Project Description
This project seeks to reframe the history of welfare and social care in modern Europe by restoring to view the contributions of local actors – primarily families and associations – to shaping welfare systems in three European borderlands: Galicia, the North-eastern Adriatic and the Franco/Belgian/German border regions from the late 19th century to the 1990s. SOCIOBORD will turn our attention to the co-construction of social assistance by public and private actors in three borderland contexts marked by social, cultural, economic, religious or ethnic diversity. Here, the reach of central states often fluctuated and a range of welfare structures, based on national, but also non-national forms of identity/solidarity (e.g., occupation or religion) flourished. By exploring social care in eastern, southeastern and northwestern European borderlands over an extended period of time we intend to examine similarities and divergences across a long 20th century, bringing the histories of welfare in east and west, socialist/post-socialist and liberal democratic regimes into dialogue with one another.
SOCIOBORD will realize its objectives by deploying a highly innovative triadic approach that emphasizes the dynamic relationships among three distinct actors – voluntary associations, families and states – who interact at different levels and in multiple ways in the construction of social protection. Inasmuch as it gives primary attention to local actors, the triadic approach assumes a bottom-up perspective. Yet it does so without ever losing sight of the state in its local manifestations. In this way, SOCIOBORD will recover the contributions of families and associations in developing new forms of social care as well as the forms of local knowledge that these civil society actors brought to their work.
The key to managing the extended geographical scope and long chronology lies in the project’s precise, carefully-chosen case studies, which allow for comparison across distant contexts while simultaneously tracing the transfer of ideas, institutions and practices of social action among the three regions. We have chosen to organize the research around a series of studies involving mobilizations of local actors on behalf of three groups of beneficiaries – children, working-class women and veterans. By combining the bottom up perspective of the triadic approach with the focus on three objects of social action, the project creates a clear grid that will enable transversal and comparative analysis across the three borderlands.

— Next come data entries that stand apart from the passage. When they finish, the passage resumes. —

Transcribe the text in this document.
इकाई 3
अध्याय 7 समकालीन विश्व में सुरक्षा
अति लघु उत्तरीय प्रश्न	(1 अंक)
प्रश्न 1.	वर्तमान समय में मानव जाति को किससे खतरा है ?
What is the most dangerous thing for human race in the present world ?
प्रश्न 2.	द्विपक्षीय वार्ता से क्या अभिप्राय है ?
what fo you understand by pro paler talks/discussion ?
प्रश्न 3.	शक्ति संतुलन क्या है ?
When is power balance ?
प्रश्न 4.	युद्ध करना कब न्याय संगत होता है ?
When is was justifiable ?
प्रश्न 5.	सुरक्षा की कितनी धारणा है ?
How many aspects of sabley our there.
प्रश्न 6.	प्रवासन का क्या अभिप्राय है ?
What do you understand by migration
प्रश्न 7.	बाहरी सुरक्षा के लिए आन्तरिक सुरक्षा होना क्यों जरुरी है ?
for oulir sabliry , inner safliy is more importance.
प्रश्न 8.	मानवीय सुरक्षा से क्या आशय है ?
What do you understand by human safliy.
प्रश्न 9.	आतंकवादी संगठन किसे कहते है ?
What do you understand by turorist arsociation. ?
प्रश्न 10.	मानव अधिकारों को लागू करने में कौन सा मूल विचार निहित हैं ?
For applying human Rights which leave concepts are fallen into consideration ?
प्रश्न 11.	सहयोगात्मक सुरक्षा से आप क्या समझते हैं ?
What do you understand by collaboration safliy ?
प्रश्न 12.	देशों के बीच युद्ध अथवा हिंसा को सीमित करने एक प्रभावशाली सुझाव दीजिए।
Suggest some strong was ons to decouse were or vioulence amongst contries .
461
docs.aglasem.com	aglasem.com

Europe’s borderland regions are particularly revealing laboratories for studying the development of social protection, thanks to a dense variety of actors competing for influence over their putative objects of assistance and for access to funding. The focus on local, often parallel structures of social provision – at times cooperating, at times competing – will allow me and my team to examine the interplays between inclusion and exclusion that have long shaped European welfare provision by homing in on those contexts where such developments were particularly visible. The project thus recasts borderland regions not as outliers in welfare histories, but rather as micro-histories that open up onto larger transnational concerns and developments. Indeed, it is our conviction that these regions offer a wide-angle, long – distance lens that illuminates the contested history of Europe’s linguistic, ethnic and religious diversity. Ultimately, this will allow us to rethink the development of European social provision as uneven and dynamic; challenging conventional state-centered narratives that have assumed a larger coherence in the evolution of social welfare, rooted in those political, cultural and ideological trajectories that are presumed to underpin various welfare regime types.
THE PROJECT WILL:
- Identify, map and analyse the contributions of families and voluntary associations in conceptualizing welfare politics and creating local welfare systems in borderland contexts.
- Trace the emergence of particular actors (e.g. working-class organizations, employers’ associations, international organizations, religious associations) and specific forms of social action in our three borderlands.
- Explore the relationship between the various borderland “state formations” and the patterns of social mobilization that these different formations enabled or constrained.
- Analyse how the context-informed perspectives of these social actors – those perceptions of religious, ethnic, gender, class or national difference that shaped local structures of social provision – informed processes of inclusion and exclusion, which may then have become embedded in larger regional and state structures.
- Examine the impact of shifting economic and political contexts on the evolution of social politics in our three borderlands.
- Trace the presence and evaluate the impact of transnational actors on the development of local forms of social provision in European borderlands.